The Meaning of Tradition.

By Yves Congar, O.P.
Ignatius. 175 pp. $14.95 paper.


Congar, who died at age ninety-one in 1995, was, according to Avery Cardinal Dulles’ foreword to this book, “perhaps the greatest master of the theology of tradition who has ever lived.” Congar’s understanding of tradition as a complex process in which the tacit is made explicit is justly compared with John Henry Newman’s reflections on the development of doctrine, and had an enormous influence on the Second Vatican Council. The present book is an abridgement of Congar’s massive two-volume work on tradition, and is highly recommended for both personal study and classroom use.

Bless This House: Prayers for Families and Children.
By Gregory Wolfe and Suzanne M. Wolfe.
Jossey-Bass. 240 pp. $19.95.


“The central thesis of this book is that parents need to do more than simply give their kids prayers to say. Rather, parents themselves should learn to pray by praying with and for their children.” The husband and wife who wrote this little book are fine literary artists and the parents of four children. Incorporating their years of experience and their consultations with experts on spirituality, they have created a substantial little guidebook to the “earthy spirituality of family life” to help parents meet their responsibility for nurturing the souls of their children”in which process the parents will find their own souls nurtured in turn. The excellent introductory essay starts at square one, with a parent’s common question, “How can I teach my kids to pray if I don’t know how to pray myself?” Taking into account the stages of childhood development, the many different aspects and kinds of prayer, the special needs of interdenominational and interfaith families, and much more, the Wolfes offer deep reflection and practical advice. The bulk of the book is a rich collection of prayers from many sources on which families can draw for different seasons, occasions, celebrations, and crises. This book should become a treasured possession in many households.

Rediscovering America’s Sacred Ground: Public Religion and Pursuit of the Good in a Pluralistic America.
By Barbara A. McGraw.
SUNY Press. 241 pp. $16.95 paper.


Writing for a general audience, the author surveys some of the disputes over whether the public square should be naked, sacred, or civil. The “sacred ground” of the title is variously described but usually seems to mean the common good. McGraw, who teaches at Saint Mary’s College of California, skirts some of the harder questions joining moral discernment and public policy. Abortion, for instance, is not to be found in the index. Hers is an exclusively Lockean and contractual reading of the American founding, devoid of the covenantal intonations of providential purpose. Her insistently advanced definition of religion is radically Protestant and individualistic, effectively identifying religion with individual conscience understood as self-direction. Her understanding of the “separation of church and state” entails also a separation of conscience from church. She wants to steer a middle course between “left” and “right,” but one wonders if her repeated affirmation that “the voice of the people is the voice of God” might be equally objectionable to both. As a form of democratic idolatry, it ought to be.

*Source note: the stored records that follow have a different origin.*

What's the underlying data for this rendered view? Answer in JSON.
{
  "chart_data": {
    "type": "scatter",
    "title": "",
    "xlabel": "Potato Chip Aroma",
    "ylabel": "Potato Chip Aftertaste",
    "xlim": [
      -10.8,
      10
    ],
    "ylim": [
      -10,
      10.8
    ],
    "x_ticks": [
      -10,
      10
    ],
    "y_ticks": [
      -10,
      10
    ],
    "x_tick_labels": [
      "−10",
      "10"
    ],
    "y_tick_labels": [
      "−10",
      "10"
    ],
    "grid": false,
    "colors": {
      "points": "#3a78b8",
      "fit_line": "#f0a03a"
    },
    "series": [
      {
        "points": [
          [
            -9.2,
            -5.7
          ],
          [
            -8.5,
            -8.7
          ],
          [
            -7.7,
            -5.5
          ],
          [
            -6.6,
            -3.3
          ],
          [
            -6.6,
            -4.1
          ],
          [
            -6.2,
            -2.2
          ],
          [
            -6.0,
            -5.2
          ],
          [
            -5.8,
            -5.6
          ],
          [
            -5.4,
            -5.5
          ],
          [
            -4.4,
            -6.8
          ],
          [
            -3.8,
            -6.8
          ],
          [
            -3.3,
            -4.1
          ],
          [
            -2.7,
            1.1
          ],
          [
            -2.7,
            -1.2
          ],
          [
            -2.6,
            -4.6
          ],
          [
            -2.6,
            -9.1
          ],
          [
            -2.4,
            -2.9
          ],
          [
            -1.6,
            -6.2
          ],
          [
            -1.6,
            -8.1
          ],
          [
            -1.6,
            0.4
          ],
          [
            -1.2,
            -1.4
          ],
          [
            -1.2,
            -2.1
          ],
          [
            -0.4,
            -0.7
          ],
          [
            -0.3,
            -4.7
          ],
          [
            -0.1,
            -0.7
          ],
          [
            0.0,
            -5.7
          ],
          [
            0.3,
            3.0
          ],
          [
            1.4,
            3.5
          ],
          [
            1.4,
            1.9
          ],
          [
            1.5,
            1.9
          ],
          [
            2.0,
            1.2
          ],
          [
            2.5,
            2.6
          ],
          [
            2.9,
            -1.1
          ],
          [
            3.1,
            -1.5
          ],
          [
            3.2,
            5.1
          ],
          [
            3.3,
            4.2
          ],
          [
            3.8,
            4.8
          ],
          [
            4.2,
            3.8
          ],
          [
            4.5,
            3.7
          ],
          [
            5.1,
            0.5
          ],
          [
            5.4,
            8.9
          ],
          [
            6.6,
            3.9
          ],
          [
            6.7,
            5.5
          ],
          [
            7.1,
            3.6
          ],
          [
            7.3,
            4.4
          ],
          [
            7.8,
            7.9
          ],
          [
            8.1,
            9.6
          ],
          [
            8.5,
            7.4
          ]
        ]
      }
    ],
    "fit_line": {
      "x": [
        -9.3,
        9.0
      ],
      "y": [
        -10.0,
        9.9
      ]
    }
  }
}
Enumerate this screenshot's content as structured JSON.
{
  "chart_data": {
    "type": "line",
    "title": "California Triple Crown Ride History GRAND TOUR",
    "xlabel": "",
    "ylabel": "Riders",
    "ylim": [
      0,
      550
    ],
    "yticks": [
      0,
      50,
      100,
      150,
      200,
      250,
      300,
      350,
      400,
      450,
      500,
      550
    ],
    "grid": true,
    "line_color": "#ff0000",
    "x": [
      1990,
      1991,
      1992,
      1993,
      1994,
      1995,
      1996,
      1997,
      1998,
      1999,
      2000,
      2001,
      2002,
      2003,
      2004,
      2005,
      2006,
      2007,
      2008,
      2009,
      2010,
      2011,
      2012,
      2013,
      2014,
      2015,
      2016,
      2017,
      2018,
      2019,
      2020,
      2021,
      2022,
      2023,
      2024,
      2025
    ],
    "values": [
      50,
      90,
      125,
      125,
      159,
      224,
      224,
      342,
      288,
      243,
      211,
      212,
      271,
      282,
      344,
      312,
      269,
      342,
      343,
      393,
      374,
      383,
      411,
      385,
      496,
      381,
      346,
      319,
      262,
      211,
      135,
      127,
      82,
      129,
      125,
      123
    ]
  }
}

More Catholic Than the Pope: An Inside Look at Extreme Traditionalism.
By Patrick Madrid & Pete Vere.
Our Sunday Visitor.
186 pp. $12.95 paper.


Started in France, the Society of St. Pius X (SSPX) now has an estimated one million members worldwide. SSPX, founded by the late Archbishop Marcel Lefebvre, presents itself as being in communion with the Catholic Church and apparently most of its members believe that is the case. This book is aimed at disillusioning them. The evidence presented is conclusive, but whether it will convince is another matter. Both authors identify themselves as traditionalists and Mr. Madrid provides the “inside look” as a former Lefebvrist.